Now I'm always afraid of what comes next. What terrible enshittification comes next. What's being made more difficult now? What feature am I losing? What new privacy violation / dark pattern am I being served next?

All the wonder and joy is gone. I just want a tool that works and I'm continually provided anything but. UX thrown completely out.

@adrianh Yeahbut see it from the supplier's POV. *Somebody* will find the new feature useful, but if the new feature isn't defaulted to "on" then the people who would find it useful will never discover that it exists.

[Mostly I agree with you. The above is just a little professional devil's advocacy.]

@adrianh By now I’m rooting for a massive solar storm to take out the Internet of Things and every bitcoin/AI farm.

@adrianh

Maybe that won't be for everyone, but switching to free/FOSS software made me happy for software development again.

@adrianh s/software features/people/g :-(
@adrianh I’m occasionally excited, but most of the time agree with this.
@adrianh My "discovery" of any new software has really shrunk a lot, and now pretty much only consists of occasionally watching "Explaining Computers", or @geerlingguy videos. For example, I recently learned of "nvme" and "s-tui" commands, which can show temperatures.
@sbb @adrianh make sure to use sudo with s-tui to get the CPU temps
@adrianh maybe because it feels like the new "feature" is some new way in which you are the product

@adrianh This is something that enters my mind every now and then. “Ugh, a new button/feature that doesn't interest me yet takes 20% of the navigation? They really should add an option to hide it! — Wait, historically, few apps had customization to the point of disabling/hiding entire features. Why am I only now thinking this is how things should be?”

My conclusion is that the features from 20+ years ago weren’t nearly as invasive — they weren’t flashy icons in otherwise monochrome toolbars, they didn’t pop up weekly prompts for me to use them with “maybe later” buttons, they didn’t involve subscriptions or uploading my data to servers that will use it for their own benefit, and they weren’t traps carefully designed to manipulate my emotions and ruin my productivity to maximize screen time.

@adrianh Like when Apple pushed an iOS update and decided I didn’t need to see all my mail notifications and I went a month thinking I had no email. That was fun to figure out 😒
@adrianh - I can't remember that far back (except when there weren't any new features, because the software came burned on a ROM :D)

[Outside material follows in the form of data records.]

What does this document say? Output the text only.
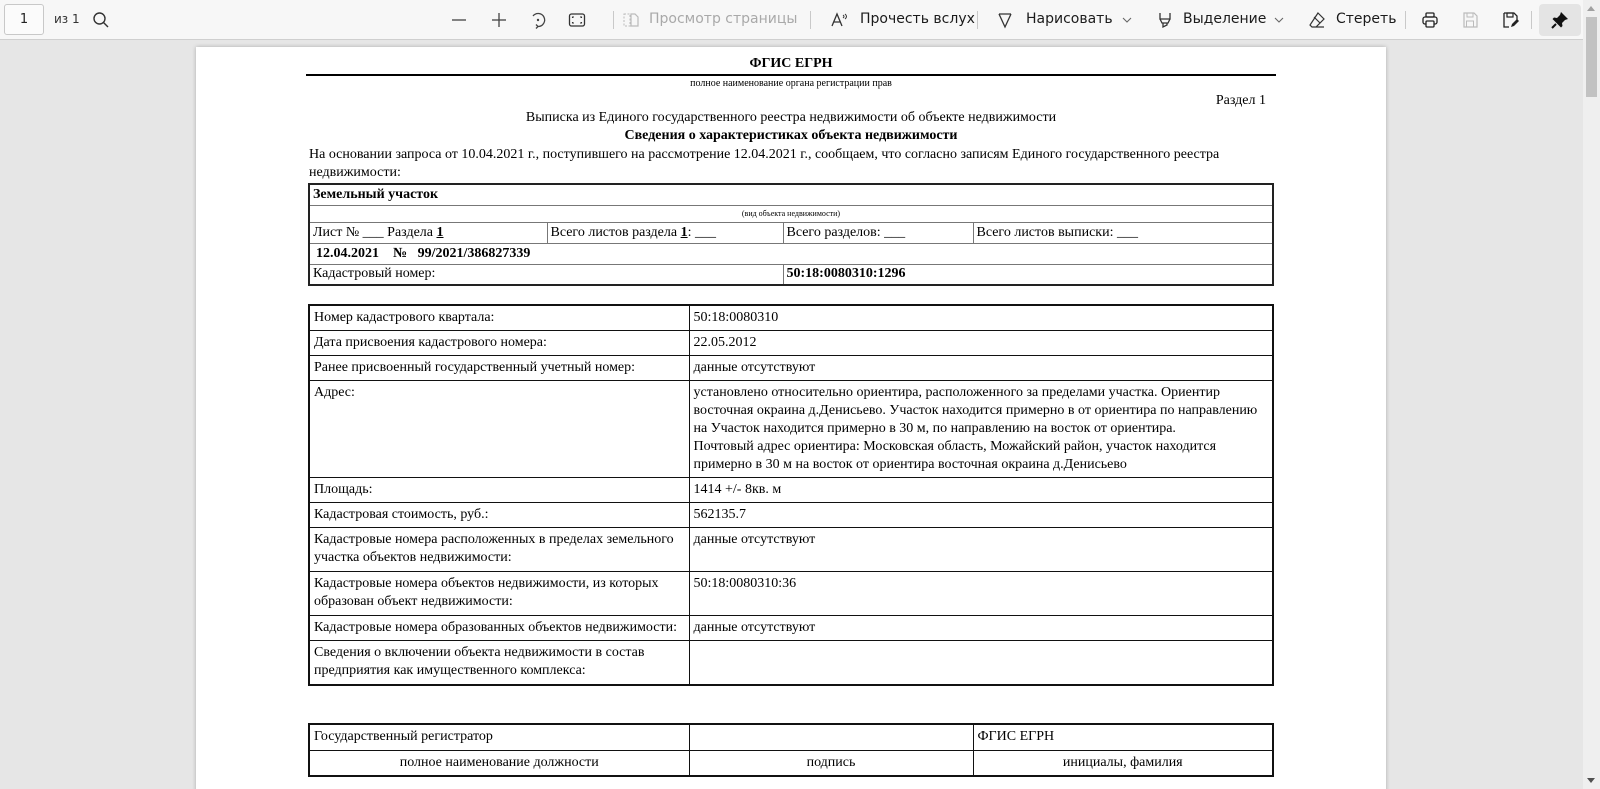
1	из 1	Просмотр страницы	Прочесть вслух	Нарисовать	Выделение	Стереть
ФГИС ЕГРН
полное наименование органа регистрации прав
Раздел 1
Выписка из Единого государственного реестра недвижимости об объекте недвижимости
Сведения о характеристиках объекта недвижимости
На основании запроса от 10.04.2021 г., поступившего на рассмотрение 12.04.2021 г., сообщаем, что согласно записям Единого государственного реестра недвижимости:
Земельный участок			
(вид объекта недвижимости)			
Лист № ___ Раздела 1	Всего листов раздела 1: ___	Всего разделов: ___	Всего листов выписки: ___
12.04.2021 № 99/2021/386827339			
Кадастровый номер:		50:18:0080310:1296	
Номер кадастрового квартала:	50:18:0080310
Дата присвоения кадастрового номера:	22.05.2012
Ранее присвоенный государственный учетный номер:	данные отсутствуют
Адрес:	установлено относительно ориентира, расположенного за пределами участка. Ориентир восточная окраина д.Денисьево. Участок находится примерно в от ориентира по направлению на Участок находится примерно в 30 м, по направлению на восток от ориентира.
Почтовый адрес ориентира: Московская область, Можайский район, участок находится примерно в 30 м на восток от ориентира восточная окраина д.Денисьево

Площадь:	1414 +/- 8кв. м
Кадастровая стоимость, руб.:	562135.7
Кадастровые номера расположенных в пределах земельного участка объектов недвижимости:	данные отсутствуют
Кадастровые номера объектов недвижимости, из которых образован объект недвижимости:	50:18:0080310:36
Кадастровые номера образованных объектов недвижимости:	данные отсутствуют
Сведения о включении объекта недвижимости в состав предприятия как имущественного комплекса:	
Государственный регистратор		ФГИС ЕГРН
полное наименование должности	подпись	инициалы, фамилия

@adrianh (Android) app updates are the worst. Apps often get worse over time, and there's no way to go back to an older version when they're installed via the Play Store.

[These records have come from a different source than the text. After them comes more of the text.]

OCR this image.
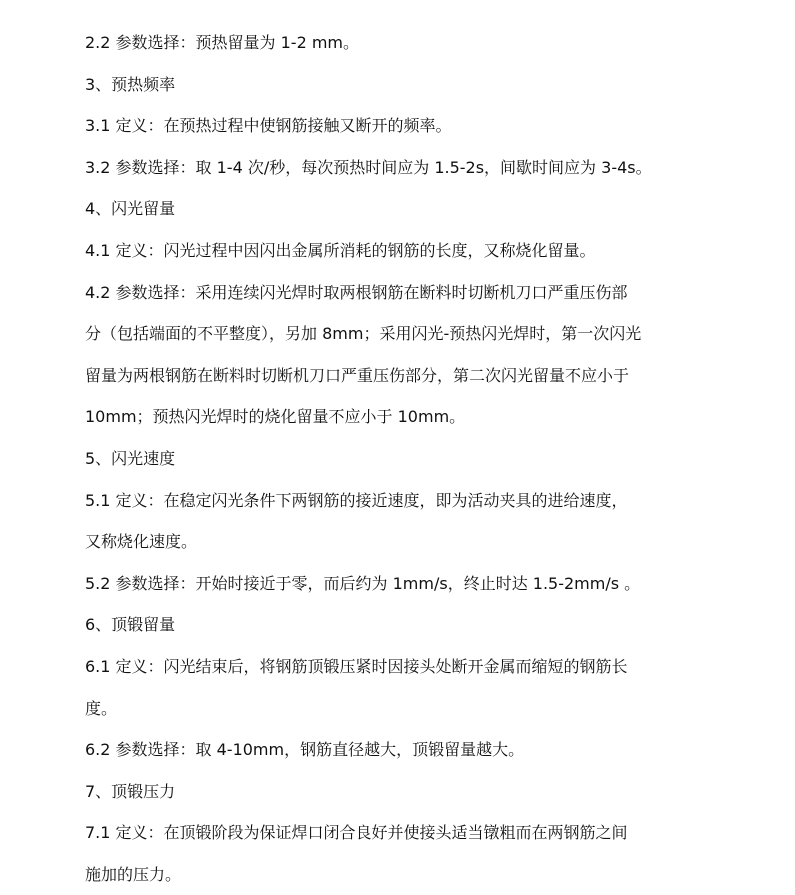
2.2 参数选择：预热留量为 1-2 mm。
3、预热频率
3.1 定义：在预热过程中使钢筋接触又断开的频率。
3.2 参数选择：取 1-4 次/秒，每次预热时间应为 1.5-2s，间歇时间应为 3-4s。
4、闪光留量
4.1 定义：闪光过程中因闪出金属所消耗的钢筋的长度，又称烧化留量。
4.2 参数选择：采用连续闪光焊时取两根钢筋在断料时切断机刀口严重压伤部
分（包括端面的不平整度），另加 8mm；采用闪光-预热闪光焊时，第一次闪光
留量为两根钢筋在断料时切断机刀口严重压伤部分，第二次闪光留量不应小于
10mm；预热闪光焊时的烧化留量不应小于 10mm。
5、闪光速度
5.1 定义：在稳定闪光条件下两钢筋的接近速度，即为活动夹具的进给速度，
又称烧化速度。
5.2 参数选择：开始时接近于零，而后约为 1mm/s，终止时达 1.5-2mm/s 。
6、顶锻留量
6.1 定义：闪光结束后，将钢筋顶锻压紧时因接头处断开金属而缩短的钢筋长
度。
6.2 参数选择：取 4-10mm，钢筋直径越大，顶锻留量越大。
7、顶锻压力
7.1 定义：在顶锻阶段为保证焊口闭合良好并使接头适当镦粗而在两钢筋之间
施加的压力。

I mostly don't update apps anymore unless they've stopped working.

@adrianh there's still a gew rate pieces of software where it isn't like that
@adrianh Back when features were tested before shipping them.

@adrianh

The worst thing about Android/ChromeOS/Google Search/GMail is figuring out how to make "Gemini" go away.

Nobody actually wants this and Google puts billions of dollars to waste that could actually be improving the user experience instead, heading into a recession.

They need to go back to making their Search actually work. There's no particular reason to favor Google Search at this point because it's decayed to the point where Bing's index (used by DuckDuckGo) is about the same.

@adrianh everything went sideways when applications became able to self update online.
@Polychrome @adrianh reminds me of how many times I wished we could just package (and so mod) webapps locally and spawn them in the browser later.
@adrianh I remember when software upgrades were something you bought each year, so if the new version of a program didn't have a feature you cared about, you didn't have to buy it.